Na tarde desta quarta-feira, 03 de abril, o vereador Jean Corauci esteve na rua Amélia de Oliveira Rosseto, no Parque das Figueiras, Zona Oeste da cidade. A pedido dos moradores, o parlamentar foi verificar a situação do asfalto na região. Renata Torrieri mora há 11 anos no bairro e já apresentou diversos documentos onde solicita o serviço de recapeamento à prefeitura, mas não obteve solução.

"Situação lamentável. Já fizemos requerimentos, já solicitamos por telefone e nada. Estou batalhando há 4 anos e ninguém toma providências. Já troquei o pneu do carro, as pedras espirram a todo momento e o recapeamento tem que ser feito com urgência. Nós pagamos nossos impostos aqui no Parque das Figueiras e não aceitamos esse descaso", afirma. 

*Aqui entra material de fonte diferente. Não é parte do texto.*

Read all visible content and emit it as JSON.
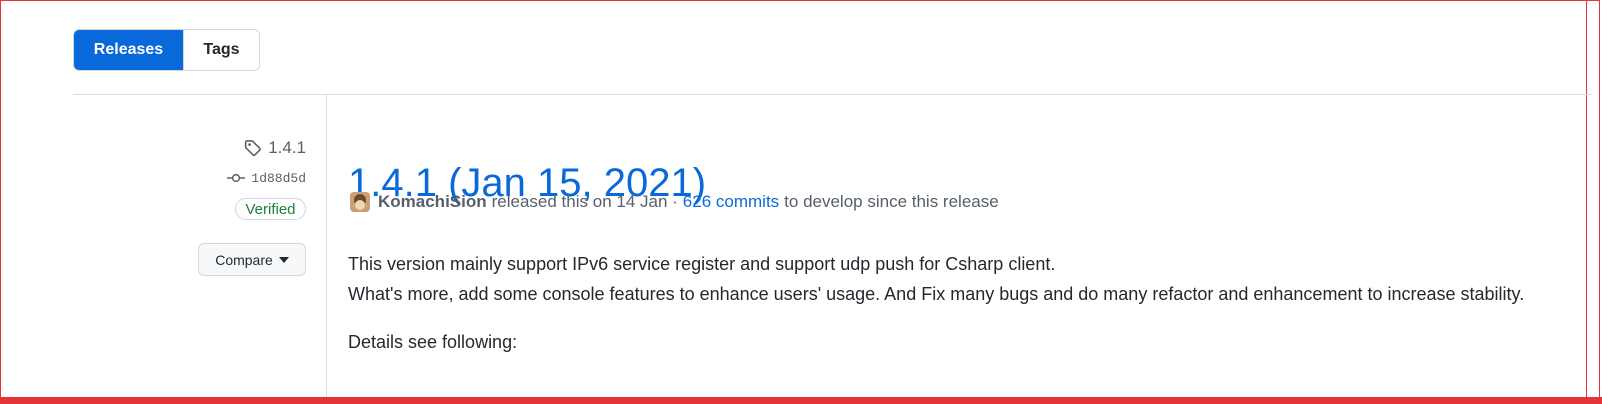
{
  "tabs": {
    "releases": "Releases",
    "tags": "Tags"
  },
  "release": {
    "tag": "1.4.1",
    "commit": "1d88d5d",
    "verified": "Verified",
    "compare": "Compare",
    "title": "1.4.1 (Jan 15, 2021)",
    "author": "KomachiSion",
    "released_text": "released this on 14 Jan ·",
    "commits_link": "626 commits",
    "since_text": "to develop since this release",
    "body": {
      "line1": "This version mainly support IPv6 service register and support udp push for Csharp client.",
      "line2": "What's more, add some console features to enhance users' usage. And Fix many bugs and do many refactor and enhancement to increase stability.",
      "line3": "Details see following:"
    }
  },
  "colors": {
    "accent": "#0969da",
    "verified": "#1a7f37",
    "frame": "#e4343a"
  },
  "icons": {
    "tag": "tag-icon",
    "commit": "git-commit-icon",
    "caret": "triangle-down-icon"
  }
}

Jean pontuou outras necessidades do bairro no setor de limpeza e manutenção, reafirmou a urgência em solucionar as demandas e se comprometeu a retornar para nova fiscalização.

"Está uma vergonha a situação por aqui. São vários problemas além dos buracos nas ruas. O povo sofre com a falta de segurança, falta de galerias pluviais e galhos por toda a parte. Vamos acionar o Poder Executivo e cobrar soluções imediatas", disse o parlamentar.